Ia pun menyarankan, karena Sumbar berada di daerah rawan gempa, pemerintah dan masyarakat harus selalu waspada dan siap siaga terhadap potensi gempa dan tsunami jika suatu saat terjadi.

Baca Juga: FPI di Mata Najwa: Habib Rizieq Ga Pernah Mundur, Tabligh Akbar Akan Terus Jalan

Sementara itu Ketua DPRD Kota Padang Syahrial Kani menyatakan Kota Padang tak siap menghadapi bencana alam yang paling parah seperti tsunami.
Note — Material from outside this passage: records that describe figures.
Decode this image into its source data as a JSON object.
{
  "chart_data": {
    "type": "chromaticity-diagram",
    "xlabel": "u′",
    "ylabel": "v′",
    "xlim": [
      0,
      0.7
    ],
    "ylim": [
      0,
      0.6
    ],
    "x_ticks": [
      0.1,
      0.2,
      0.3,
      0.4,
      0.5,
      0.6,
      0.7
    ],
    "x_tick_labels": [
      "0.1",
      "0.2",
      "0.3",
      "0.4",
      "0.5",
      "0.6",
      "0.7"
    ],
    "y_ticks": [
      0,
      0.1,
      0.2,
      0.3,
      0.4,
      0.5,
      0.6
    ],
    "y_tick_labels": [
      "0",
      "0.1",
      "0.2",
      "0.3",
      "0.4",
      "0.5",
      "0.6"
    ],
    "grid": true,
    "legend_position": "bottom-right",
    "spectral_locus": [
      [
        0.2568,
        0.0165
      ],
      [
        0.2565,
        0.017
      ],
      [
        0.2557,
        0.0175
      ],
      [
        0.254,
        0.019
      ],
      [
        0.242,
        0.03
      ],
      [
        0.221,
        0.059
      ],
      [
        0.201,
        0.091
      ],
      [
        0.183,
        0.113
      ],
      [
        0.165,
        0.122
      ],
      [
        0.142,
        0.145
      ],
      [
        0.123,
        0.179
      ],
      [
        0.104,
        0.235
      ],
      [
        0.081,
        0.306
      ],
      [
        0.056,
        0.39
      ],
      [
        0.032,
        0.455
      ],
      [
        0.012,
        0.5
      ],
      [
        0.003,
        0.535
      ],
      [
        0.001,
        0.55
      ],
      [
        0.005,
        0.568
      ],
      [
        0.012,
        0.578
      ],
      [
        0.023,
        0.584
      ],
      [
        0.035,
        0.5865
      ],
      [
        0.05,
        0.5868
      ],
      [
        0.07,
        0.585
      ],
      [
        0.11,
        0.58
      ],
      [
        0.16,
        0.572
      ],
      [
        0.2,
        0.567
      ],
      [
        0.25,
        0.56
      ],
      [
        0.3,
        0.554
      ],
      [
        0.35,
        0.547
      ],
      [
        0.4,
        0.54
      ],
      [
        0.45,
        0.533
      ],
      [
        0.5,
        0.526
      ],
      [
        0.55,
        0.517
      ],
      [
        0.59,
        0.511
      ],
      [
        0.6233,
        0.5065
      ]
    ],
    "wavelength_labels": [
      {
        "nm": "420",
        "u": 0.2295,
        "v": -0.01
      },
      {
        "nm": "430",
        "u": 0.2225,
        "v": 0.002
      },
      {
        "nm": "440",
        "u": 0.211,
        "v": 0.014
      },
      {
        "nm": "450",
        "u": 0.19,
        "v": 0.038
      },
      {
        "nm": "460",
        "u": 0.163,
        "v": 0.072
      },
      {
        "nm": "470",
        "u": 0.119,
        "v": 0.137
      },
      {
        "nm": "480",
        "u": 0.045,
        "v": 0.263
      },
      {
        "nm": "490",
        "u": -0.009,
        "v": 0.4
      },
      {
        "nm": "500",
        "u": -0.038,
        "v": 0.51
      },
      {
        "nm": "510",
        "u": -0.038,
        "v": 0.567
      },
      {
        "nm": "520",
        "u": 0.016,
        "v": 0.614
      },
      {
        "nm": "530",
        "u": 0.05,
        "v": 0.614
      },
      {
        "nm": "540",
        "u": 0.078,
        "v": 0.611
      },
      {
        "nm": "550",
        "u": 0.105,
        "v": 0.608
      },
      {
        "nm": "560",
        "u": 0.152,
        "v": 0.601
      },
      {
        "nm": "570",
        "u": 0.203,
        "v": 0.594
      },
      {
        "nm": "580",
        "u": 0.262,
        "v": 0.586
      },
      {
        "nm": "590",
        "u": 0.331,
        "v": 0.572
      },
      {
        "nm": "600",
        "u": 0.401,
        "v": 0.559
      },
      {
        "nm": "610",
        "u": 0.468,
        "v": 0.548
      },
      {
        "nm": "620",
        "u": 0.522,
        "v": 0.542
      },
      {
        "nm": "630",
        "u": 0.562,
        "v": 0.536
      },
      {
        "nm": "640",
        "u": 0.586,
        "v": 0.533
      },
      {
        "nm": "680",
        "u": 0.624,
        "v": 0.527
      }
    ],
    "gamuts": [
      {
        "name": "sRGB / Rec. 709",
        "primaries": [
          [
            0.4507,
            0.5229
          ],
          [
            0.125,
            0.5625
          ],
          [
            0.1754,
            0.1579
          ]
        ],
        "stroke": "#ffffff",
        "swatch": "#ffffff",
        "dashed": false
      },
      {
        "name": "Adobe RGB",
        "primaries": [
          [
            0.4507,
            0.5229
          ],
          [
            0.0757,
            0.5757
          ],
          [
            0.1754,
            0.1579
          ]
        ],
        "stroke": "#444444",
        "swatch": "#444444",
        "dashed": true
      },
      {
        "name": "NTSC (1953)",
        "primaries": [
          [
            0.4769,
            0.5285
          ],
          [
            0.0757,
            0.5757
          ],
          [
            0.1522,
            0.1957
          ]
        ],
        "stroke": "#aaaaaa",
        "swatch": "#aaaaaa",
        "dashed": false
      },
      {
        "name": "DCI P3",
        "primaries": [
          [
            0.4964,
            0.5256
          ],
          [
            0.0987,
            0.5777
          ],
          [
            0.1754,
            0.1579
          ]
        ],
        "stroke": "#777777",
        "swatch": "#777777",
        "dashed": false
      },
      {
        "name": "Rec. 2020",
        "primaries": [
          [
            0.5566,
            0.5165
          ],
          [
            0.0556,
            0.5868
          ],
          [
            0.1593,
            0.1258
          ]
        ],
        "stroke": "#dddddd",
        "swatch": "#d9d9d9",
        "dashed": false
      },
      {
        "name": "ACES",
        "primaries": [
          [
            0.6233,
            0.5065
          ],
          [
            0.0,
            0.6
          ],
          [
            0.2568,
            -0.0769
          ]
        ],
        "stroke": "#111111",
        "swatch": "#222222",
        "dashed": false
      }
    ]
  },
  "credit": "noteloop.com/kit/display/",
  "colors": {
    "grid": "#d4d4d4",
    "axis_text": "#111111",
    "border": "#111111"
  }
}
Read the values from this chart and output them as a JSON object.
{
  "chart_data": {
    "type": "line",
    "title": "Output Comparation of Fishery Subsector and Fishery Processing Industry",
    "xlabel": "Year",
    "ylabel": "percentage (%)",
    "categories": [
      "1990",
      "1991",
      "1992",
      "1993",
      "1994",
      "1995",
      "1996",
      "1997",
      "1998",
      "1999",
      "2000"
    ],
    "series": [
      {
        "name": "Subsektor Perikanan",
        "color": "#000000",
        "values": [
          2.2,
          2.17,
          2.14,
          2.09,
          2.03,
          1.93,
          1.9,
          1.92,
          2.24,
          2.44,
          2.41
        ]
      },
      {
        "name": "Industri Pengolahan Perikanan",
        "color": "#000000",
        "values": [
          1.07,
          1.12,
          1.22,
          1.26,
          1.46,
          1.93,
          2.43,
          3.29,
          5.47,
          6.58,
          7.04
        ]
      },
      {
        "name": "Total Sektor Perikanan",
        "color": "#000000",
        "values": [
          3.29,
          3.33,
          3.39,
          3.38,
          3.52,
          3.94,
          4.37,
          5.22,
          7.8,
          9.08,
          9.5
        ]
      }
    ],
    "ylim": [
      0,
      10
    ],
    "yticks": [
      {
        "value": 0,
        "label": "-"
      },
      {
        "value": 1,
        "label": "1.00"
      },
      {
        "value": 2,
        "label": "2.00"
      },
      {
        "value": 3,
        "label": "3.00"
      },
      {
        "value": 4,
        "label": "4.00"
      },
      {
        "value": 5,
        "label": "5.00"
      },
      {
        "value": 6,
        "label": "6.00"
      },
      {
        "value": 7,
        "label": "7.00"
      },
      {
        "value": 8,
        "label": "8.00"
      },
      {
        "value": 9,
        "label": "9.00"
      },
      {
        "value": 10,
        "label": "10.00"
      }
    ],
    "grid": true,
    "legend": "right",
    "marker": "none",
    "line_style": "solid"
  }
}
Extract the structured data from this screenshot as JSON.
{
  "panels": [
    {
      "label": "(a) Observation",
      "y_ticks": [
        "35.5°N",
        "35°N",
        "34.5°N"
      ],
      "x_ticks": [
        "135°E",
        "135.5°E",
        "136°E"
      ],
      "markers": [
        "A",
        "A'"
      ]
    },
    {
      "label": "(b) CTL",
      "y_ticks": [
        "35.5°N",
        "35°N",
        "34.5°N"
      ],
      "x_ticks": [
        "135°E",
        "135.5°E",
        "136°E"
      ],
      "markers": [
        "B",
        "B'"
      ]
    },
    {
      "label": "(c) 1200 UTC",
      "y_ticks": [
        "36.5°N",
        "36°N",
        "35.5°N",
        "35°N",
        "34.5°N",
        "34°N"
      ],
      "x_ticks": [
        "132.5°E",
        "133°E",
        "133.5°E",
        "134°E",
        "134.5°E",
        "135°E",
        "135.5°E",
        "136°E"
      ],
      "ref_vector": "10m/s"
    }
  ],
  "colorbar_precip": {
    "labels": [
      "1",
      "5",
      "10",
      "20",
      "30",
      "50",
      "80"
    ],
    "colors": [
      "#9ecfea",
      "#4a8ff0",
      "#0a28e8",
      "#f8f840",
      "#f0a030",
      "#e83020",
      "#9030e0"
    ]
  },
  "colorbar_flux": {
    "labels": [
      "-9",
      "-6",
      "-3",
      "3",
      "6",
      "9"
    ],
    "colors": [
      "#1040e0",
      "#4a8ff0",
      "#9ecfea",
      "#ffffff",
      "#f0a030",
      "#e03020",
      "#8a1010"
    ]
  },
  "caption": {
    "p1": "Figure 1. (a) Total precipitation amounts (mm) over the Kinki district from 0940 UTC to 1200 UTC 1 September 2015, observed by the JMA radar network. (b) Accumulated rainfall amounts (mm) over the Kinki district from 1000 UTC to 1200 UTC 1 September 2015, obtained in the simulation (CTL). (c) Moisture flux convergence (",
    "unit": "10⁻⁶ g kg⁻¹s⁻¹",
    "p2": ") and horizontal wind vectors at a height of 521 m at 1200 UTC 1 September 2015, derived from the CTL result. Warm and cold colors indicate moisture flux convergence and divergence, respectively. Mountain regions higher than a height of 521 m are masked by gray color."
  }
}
Ia menyatakan, kabar dari Badan Penanggulangan Bencana Daerah (BPBD) Sumbar yang menjelaskan gempa besar dengan kekuatan M 8,9 yang memicu gelombang tsunami setinggi 10 meter dengan panjang 5 kilometer belum diantisipasi oleh Pemkot Padang sendiri.

“Walau pemerintah telah menjadikan beberapa bangunan sebagai shelter evakuasi tsunami, tetapi bisa kita lihat sendiri apakah jalan menuju zona hijau telah terbangun dengan baik."

"Selain itu, sirine peringatan dini tsunami apakah berfungsi dengan baik,” ucapnya.

Syahrial Kani juga memaparkan hal tersebut dilakukan untuk mengurangi dampak korban jiwa jika hal yang ditakutkan terjadi.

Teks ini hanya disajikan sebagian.